Dr Paul Rosch, MD, a clinical professor of medicine at New York Medical College, is of opinion that half of all heart attacks occur in people with normal cholesterol levels. He further believes that stress has more deleterious effects on the heart than cholesterol.

There has been cases reported transient memory loss after statins. Duane Graveline, MD, a retired family doctor and former NASA scientist/astronaut, recounted his own hair-raising experience taking the popular statin drug Lipitor for only six weeks. Soon after he went for a walk, Dr Graveline was found wandering, confused, and reluctant to enter his own home because he didn’t recognize it or remember his wife’s name. A neurologist diagnosed his condition as ‘Transient global amnesia’.

The other side effects of statin drugs are muscle pain, weakness, fatigue, peripheral neuropathy, and rhabdomyolysis, a potential fatal muscle disease.
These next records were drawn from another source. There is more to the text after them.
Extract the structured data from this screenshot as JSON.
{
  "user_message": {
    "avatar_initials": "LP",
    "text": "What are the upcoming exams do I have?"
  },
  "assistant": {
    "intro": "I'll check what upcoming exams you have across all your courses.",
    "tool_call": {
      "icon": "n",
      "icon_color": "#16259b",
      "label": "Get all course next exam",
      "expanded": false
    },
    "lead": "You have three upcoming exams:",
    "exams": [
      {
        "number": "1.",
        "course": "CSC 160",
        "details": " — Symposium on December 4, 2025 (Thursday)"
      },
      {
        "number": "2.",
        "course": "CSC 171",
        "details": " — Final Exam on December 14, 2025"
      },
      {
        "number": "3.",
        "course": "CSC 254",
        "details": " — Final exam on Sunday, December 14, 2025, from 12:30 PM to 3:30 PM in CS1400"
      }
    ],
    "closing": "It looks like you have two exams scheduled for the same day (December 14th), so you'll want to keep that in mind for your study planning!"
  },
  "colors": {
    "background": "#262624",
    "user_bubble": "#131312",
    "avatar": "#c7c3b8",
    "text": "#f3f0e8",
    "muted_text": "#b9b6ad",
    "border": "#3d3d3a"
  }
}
It is observed by many researchers that statin drug’s ability to reduce cardiovascular mortality has nothing to do with cholesterol reduction, but instead can be attributed to their anti-inflammatory effects. These drugs also deplete the body of an important anti-oxidant with muscle wasting and heart failure as a result. Co-enzyme Q10 is an important anti-oxidant formed as a bi-product in the manufacture of cholesterol. With taking statin drugs will inhibit the production of coenzyme Q10, by the liver.
Dr Peter Langsjoen MD of Tyler, Texas points out that this co-enzyme is present in traditional foods with high fat content like organ meat, seafood, and red meat. The coenzyme Q10 drops with age. Most of the Q10 research has been focused on heart failure, as the heart uses a huge amount of Q10. Q10 is available in powder form, and can be purchased from health food shops, and supplementation is advisable for those who take large strengths of statin drugs, regularly.

Lastly, one more comment- a study of elderly French women living in a nursing home showed that those with the highest cholesterol levels lived the longest (Lancet, 4/22/89). The death rate was more than five times higher for women with very low cholesterol. Several other studies have shown similar results.

The author has had many very healthy old ladies over 90 years, in his practice in Sydney, still worried about their high cholesterol levels. There you are, what more can I say!